James Savelli-Holt, Technical Pre Sales Consultant at Cerillion, investigates the hype surrounding the ‘Internet of Things’ and assesses the impact on business and operational support systems.
The renowned management consultancy McKinsey & Company reported in March 2010
that the growth of internet-ready embedded objects (‘Internet of Things’ or ‘IoT’) was on the rise along with the resulting promise of new business models, improved business processes, reduced costs and risks.
Four years on, with the deployment of ARM’s new Cortex-M
chip and the manufacture of the world’s smallest micro-3G transmitter, the u-blox SARA-U260
, this proliferation appears to have come to the fore. In fact, Cisco anticipates that the number of ‘connected devices’ will expand from 25 billion to 50 billion by 2020
with the market estimated to be growing five times more quickly than originally forecasted.
As the predictable pathways of information change and become an essential component of the global economy, IoT is opening a world of new ubiquity-based products and services into daily life.
Communications Service Providers (CSPs) traditionally reliant on largely static information architectures face challenges as new ways of creating value arises, and new competitors emerge. The latest Gartner projection for IoT predicts that by 2020, there will be $300 billion in incremental revenue
opportunity for IoT suppliers
, mostly in services. How, therefore, might this impact BSS / OSS suppliers?
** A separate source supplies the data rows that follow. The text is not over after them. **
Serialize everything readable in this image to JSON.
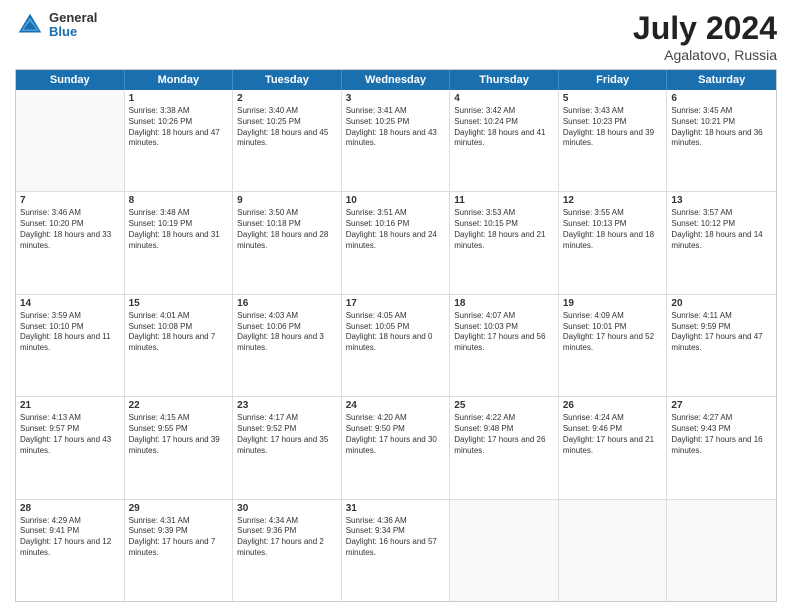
{
  "header": {
    "logo_line1": "General",
    "logo_line2": "Blue",
    "month_year": "July 2024",
    "location": "Agalatovo, Russia"
  },
  "days_of_week": [
    "Sunday",
    "Monday",
    "Tuesday",
    "Wednesday",
    "Thursday",
    "Friday",
    "Saturday"
  ],
  "rows": [
    [
      {
        "day": "",
        "sunrise": "",
        "sunset": "",
        "daylight": "",
        "empty": true
      },
      {
        "day": "1",
        "sunrise": "Sunrise: 3:38 AM",
        "sunset": "Sunset: 10:26 PM",
        "daylight": "Daylight: 18 hours and 47 minutes."
      },
      {
        "day": "2",
        "sunrise": "Sunrise: 3:40 AM",
        "sunset": "Sunset: 10:25 PM",
        "daylight": "Daylight: 18 hours and 45 minutes."
      },
      {
        "day": "3",
        "sunrise": "Sunrise: 3:41 AM",
        "sunset": "Sunset: 10:25 PM",
        "daylight": "Daylight: 18 hours and 43 minutes."
      },
      {
        "day": "4",
        "sunrise": "Sunrise: 3:42 AM",
        "sunset": "Sunset: 10:24 PM",
        "daylight": "Daylight: 18 hours and 41 minutes."
      },
      {
        "day": "5",
        "sunrise": "Sunrise: 3:43 AM",
        "sunset": "Sunset: 10:23 PM",
        "daylight": "Daylight: 18 hours and 39 minutes."
      },
      {
        "day": "6",
        "sunrise": "Sunrise: 3:45 AM",
        "sunset": "Sunset: 10:21 PM",
        "daylight": "Daylight: 18 hours and 36 minutes."
      }
    ],
    [
      {
        "day": "7",
        "sunrise": "Sunrise: 3:46 AM",
        "sunset": "Sunset: 10:20 PM",
        "daylight": "Daylight: 18 hours and 33 minutes."
      },
      {
        "day": "8",
        "sunrise": "Sunrise: 3:48 AM",
        "sunset": "Sunset: 10:19 PM",
        "daylight": "Daylight: 18 hours and 31 minutes."
      },
      {
        "day": "9",
        "sunrise": "Sunrise: 3:50 AM",
        "sunset": "Sunset: 10:18 PM",
        "daylight": "Daylight: 18 hours and 28 minutes."
      },
      {
        "day": "10",
        "sunrise": "Sunrise: 3:51 AM",
        "sunset": "Sunset: 10:16 PM",
        "daylight": "Daylight: 18 hours and 24 minutes."
      },
      {
        "day": "11",
        "sunrise": "Sunrise: 3:53 AM",
        "sunset": "Sunset: 10:15 PM",
        "daylight": "Daylight: 18 hours and 21 minutes."
      },
      {
        "day": "12",
        "sunrise": "Sunrise: 3:55 AM",
        "sunset": "Sunset: 10:13 PM",
        "daylight": "Daylight: 18 hours and 18 minutes."
      },
      {
        "day": "13",
        "sunrise": "Sunrise: 3:57 AM",
        "sunset": "Sunset: 10:12 PM",
        "daylight": "Daylight: 18 hours and 14 minutes."
      }
    ],
    [
      {
        "day": "14",
        "sunrise": "Sunrise: 3:59 AM",
        "sunset": "Sunset: 10:10 PM",
        "daylight": "Daylight: 18 hours and 11 minutes."
      },
      {
        "day": "15",
        "sunrise": "Sunrise: 4:01 AM",
        "sunset": "Sunset: 10:08 PM",
        "daylight": "Daylight: 18 hours and 7 minutes."
      },
      {
        "day": "16",
        "sunrise": "Sunrise: 4:03 AM",
        "sunset": "Sunset: 10:06 PM",
        "daylight": "Daylight: 18 hours and 3 minutes."
      },
      {
        "day": "17",
        "sunrise": "Sunrise: 4:05 AM",
        "sunset": "Sunset: 10:05 PM",
        "daylight": "Daylight: 18 hours and 0 minutes."
      },
      {
        "day": "18",
        "sunrise": "Sunrise: 4:07 AM",
        "sunset": "Sunset: 10:03 PM",
        "daylight": "Daylight: 17 hours and 56 minutes."
      },
      {
        "day": "19",
        "sunrise": "Sunrise: 4:09 AM",
        "sunset": "Sunset: 10:01 PM",
        "daylight": "Daylight: 17 hours and 52 minutes."
      },
      {
        "day": "20",
        "sunrise": "Sunrise: 4:11 AM",
        "sunset": "Sunset: 9:59 PM",
        "daylight": "Daylight: 17 hours and 47 minutes."
      }
    ],
    [
      {
        "day": "21",
        "sunrise": "Sunrise: 4:13 AM",
        "sunset": "Sunset: 9:57 PM",
        "daylight": "Daylight: 17 hours and 43 minutes."
      },
      {
        "day": "22",
        "sunrise": "Sunrise: 4:15 AM",
        "sunset": "Sunset: 9:55 PM",
        "daylight": "Daylight: 17 hours and 39 minutes."
      },
      {
        "day": "23",
        "sunrise": "Sunrise: 4:17 AM",
        "sunset": "Sunset: 9:52 PM",
        "daylight": "Daylight: 17 hours and 35 minutes."
      },
      {
        "day": "24",
        "sunrise": "Sunrise: 4:20 AM",
        "sunset": "Sunset: 9:50 PM",
        "daylight": "Daylight: 17 hours and 30 minutes."
      },
      {
        "day": "25",
        "sunrise": "Sunrise: 4:22 AM",
        "sunset": "Sunset: 9:48 PM",
        "daylight": "Daylight: 17 hours and 26 minutes."
      },
      {
        "day": "26",
        "sunrise": "Sunrise: 4:24 AM",
        "sunset": "Sunset: 9:46 PM",
        "daylight": "Daylight: 17 hours and 21 minutes."
      },
      {
        "day": "27",
        "sunrise": "Sunrise: 4:27 AM",
        "sunset": "Sunset: 9:43 PM",
        "daylight": "Daylight: 17 hours and 16 minutes."
      }
    ],
    [
      {
        "day": "28",
        "sunrise": "Sunrise: 4:29 AM",
        "sunset": "Sunset: 9:41 PM",
        "daylight": "Daylight: 17 hours and 12 minutes."
      },
      {
        "day": "29",
        "sunrise": "Sunrise: 4:31 AM",
        "sunset": "Sunset: 9:39 PM",
        "daylight": "Daylight: 17 hours and 7 minutes."
      },
      {
        "day": "30",
        "sunrise": "Sunrise: 4:34 AM",
        "sunset": "Sunset: 9:36 PM",
        "daylight": "Daylight: 17 hours and 2 minutes."
      },
      {
        "day": "31",
        "sunrise": "Sunrise: 4:36 AM",
        "sunset": "Sunset: 9:34 PM",
        "daylight": "Daylight: 16 hours and 57 minutes."
      },
      {
        "day": "",
        "sunrise": "",
        "sunset": "",
        "daylight": "",
        "empty": true
      },
      {
        "day": "",
        "sunrise": "",
        "sunset": "",
        "daylight": "",
        "empty": true
      },
      {
        "day": "",
        "sunrise": "",
        "sunset": "",
        "daylight": "",
        "empty": true
      }
    ]
  ]
}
Naturally, the array of products will invariably increase, along with it new methods of monitoring, mediation, provisioning, and charging usage. Smart metering technologies and dynamic charging models, such as real-time pricing, will become necessary to cope with the range of newly connected devices on the market and their myriad of applications.
Along with this, the commercial landscape changes considerably too. BSS / OSS systems will need to be able cope with new business models focused on high volume but low margin transactions. Account structures will pose new challenges, not only in terms of billing many thousands of services per account, but also requiring the administration and provisioning of connections in bulk. And without doubt there will also be a need to draw insight from these ‘Big Data’ environments and offer the flexibility to incentivise, provide and manage new wholesale intermediaries.
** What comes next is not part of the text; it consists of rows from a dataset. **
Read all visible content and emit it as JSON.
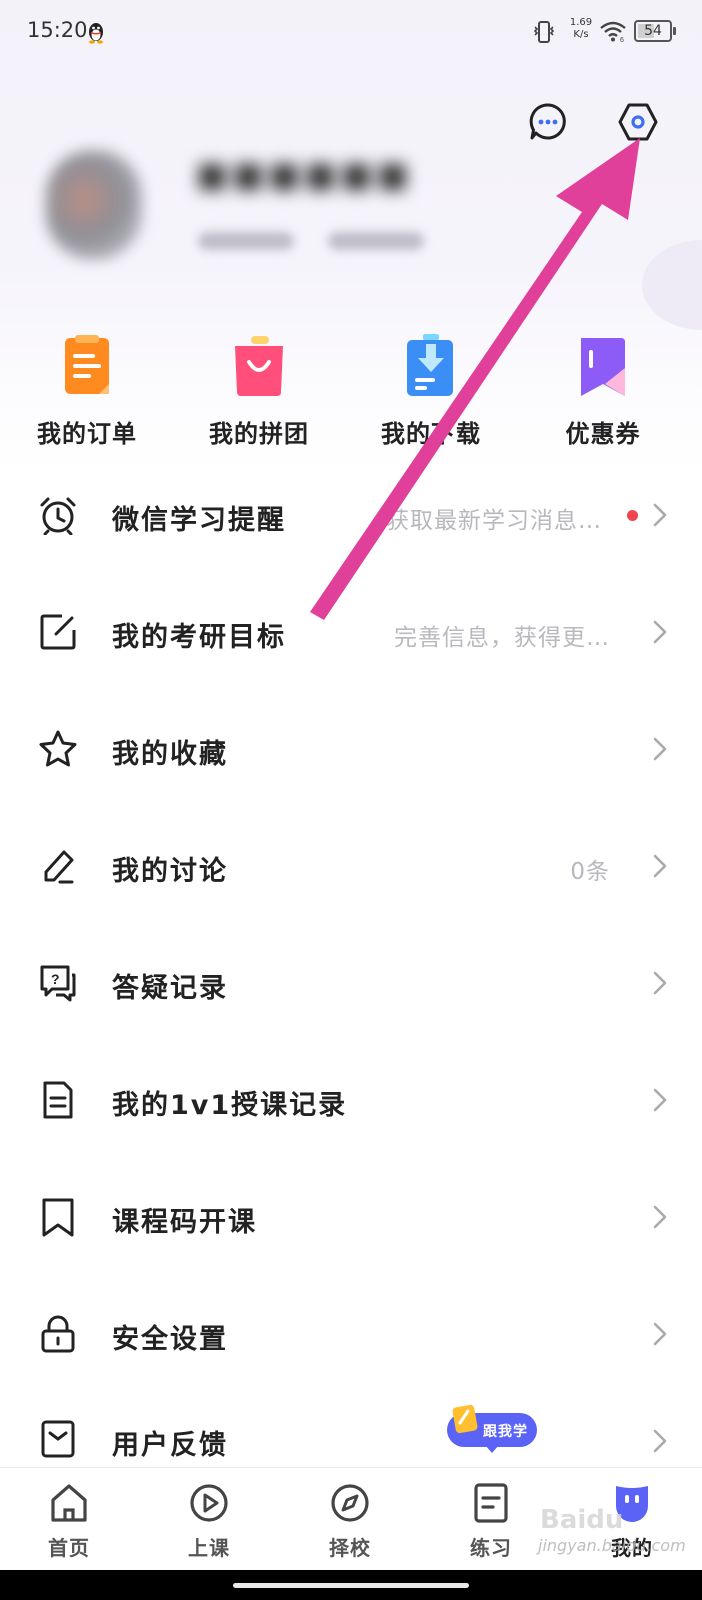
{
  "status_bar": {
    "time": "15:20",
    "net_speed_value": "1.69",
    "net_speed_unit": "K/s",
    "battery": "54",
    "battery_level_percent": 54
  },
  "header": {
    "message_icon": "chat-bubble-icon",
    "settings_icon": "gear-icon"
  },
  "quick_actions": [
    {
      "label": "我的订单",
      "icon": "order-icon",
      "color": "#ff8a1f"
    },
    {
      "label": "我的拼团",
      "icon": "shopping-bag-icon",
      "color": "#ff4f7a"
    },
    {
      "label": "我的下载",
      "icon": "download-icon",
      "color": "#3b8ef5"
    },
    {
      "label": "优惠券",
      "icon": "coupon-icon",
      "color": "#8d5cf6"
    }
  ],
  "menu": [
    {
      "label": "微信学习提醒",
      "hint": "获取最新学习消息…",
      "icon": "alarm-clock-icon",
      "has_dot": true
    },
    {
      "label": "我的考研目标",
      "hint": "完善信息，获得更…",
      "icon": "edit-square-icon"
    },
    {
      "label": "我的收藏",
      "hint": "",
      "icon": "star-icon"
    },
    {
      "label": "我的讨论",
      "hint": "0条",
      "icon": "pencil-icon"
    },
    {
      "label": "答疑记录",
      "hint": "",
      "icon": "question-chat-icon"
    },
    {
      "label": "我的1v1授课记录",
      "hint": "",
      "icon": "document-icon"
    },
    {
      "label": "课程码开课",
      "hint": "",
      "icon": "bookmark-icon"
    },
    {
      "label": "安全设置",
      "hint": "",
      "icon": "lock-icon"
    },
    {
      "label": "用户反馈",
      "hint": "",
      "icon": "feedback-icon"
    }
  ],
  "follow_badge": {
    "label": "跟我学"
  },
  "bottom_nav": [
    {
      "label": "首页",
      "icon": "home-icon"
    },
    {
      "label": "上课",
      "icon": "play-circle-icon"
    },
    {
      "label": "择校",
      "icon": "compass-icon"
    },
    {
      "label": "练习",
      "icon": "practice-icon"
    },
    {
      "label": "我的",
      "icon": "profile-face-icon",
      "active": true
    }
  ],
  "watermark": {
    "logo": "Baidu",
    "site": "jingyan.baidu.com"
  },
  "colors": {
    "accent": "#5a63f6",
    "annotation_arrow": "#e0409a",
    "dot_red": "#f0454f",
    "hint_gray": "#b8b8be"
  }
}
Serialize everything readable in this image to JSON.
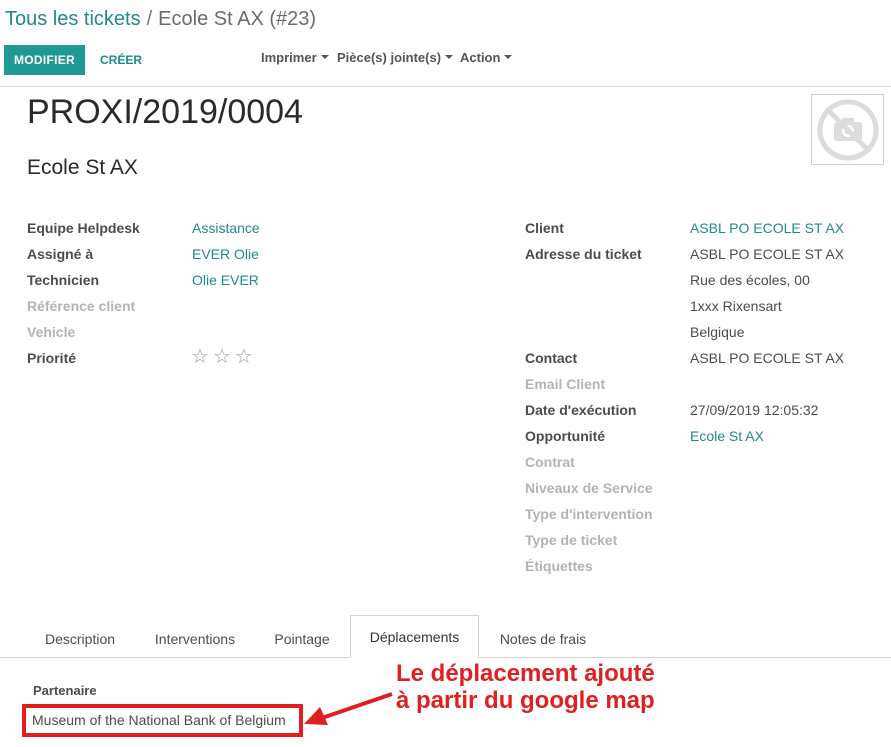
{
  "breadcrumb": {
    "parent": "Tous les tickets",
    "separator": "/",
    "current": "Ecole St AX (#23)"
  },
  "toolbar": {
    "edit_label": "MODIFIER",
    "create_label": "CRÉER",
    "print_label": "Imprimer",
    "attachments_label": "Pièce(s) jointe(s)",
    "action_label": "Action"
  },
  "record": {
    "title": "PROXI/2019/0004",
    "name": "Ecole St AX"
  },
  "left_fields": {
    "team_label": "Equipe Helpdesk",
    "team_value": "Assistance",
    "assigned_label": "Assigné à",
    "assigned_value": "EVER Olie",
    "technician_label": "Technicien",
    "technician_value": "Olie EVER",
    "client_ref_label": "Référence client",
    "vehicle_label": "Vehicle",
    "priority_label": "Priorité",
    "priority_stars": {
      "filled": 0,
      "total": 3
    }
  },
  "right_fields": {
    "client_label": "Client",
    "client_value": "ASBL PO ECOLE ST AX",
    "address_label": "Adresse du ticket",
    "address_line1": "ASBL PO ECOLE ST AX",
    "address_line2": "Rue des écoles, 00",
    "address_line3": "1xxx Rixensart",
    "address_line4": "Belgique",
    "contact_label": "Contact",
    "contact_value": "ASBL PO ECOLE ST AX",
    "email_label": "Email Client",
    "exec_date_label": "Date d'exécution",
    "exec_date_value": "27/09/2019 12:05:32",
    "opportunity_label": "Opportunité",
    "opportunity_value": "Ecole St AX",
    "contract_label": "Contrat",
    "service_levels_label": "Niveaux de Service",
    "intervention_type_label": "Type d'intervention",
    "ticket_type_label": "Type de ticket",
    "tags_label": "Étiquettes"
  },
  "tabs": {
    "description": "Description",
    "interventions": "Interventions",
    "timesheet": "Pointage",
    "travel": "Déplacements",
    "expenses": "Notes de frais"
  },
  "travel_tab": {
    "partner_label": "Partenaire",
    "partner_value": "Museum of the National Bank of Belgium"
  },
  "annotation": {
    "line1": "Le déplacement ajouté",
    "line2": "à partir du google map"
  },
  "colors": {
    "accent": "#1f9a93",
    "link": "#1f8a8a",
    "annotation": "#e02020"
  }
}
One-trick BSS / OSS platforms will no longer be able to effectively leverage the opportunity presented by IoT. Systems will need to become more advanced and offer more levels of configuration options; they will also need to become more automated in order to build additional recurring revenue streams, increase offering exposure and provide the necessary efficiency savings to CSPs.
Pricing models will be forced to flexibly account for wholesale and retail relationships, long-term and short-term client commitments, complex service bundling and multi-partner settlement. In addition, the production of clear and concise invoices detailing each connection or ‘thing’, and each additional service, in a fully automated way will become even more necessary.
Plainly, it is imperative that CSPs take advantage of this technological evolution and invest in BSS / OSS systems that offer the necessary headroom, flexibility and speed to reap the benefits of this rapidly changing environment.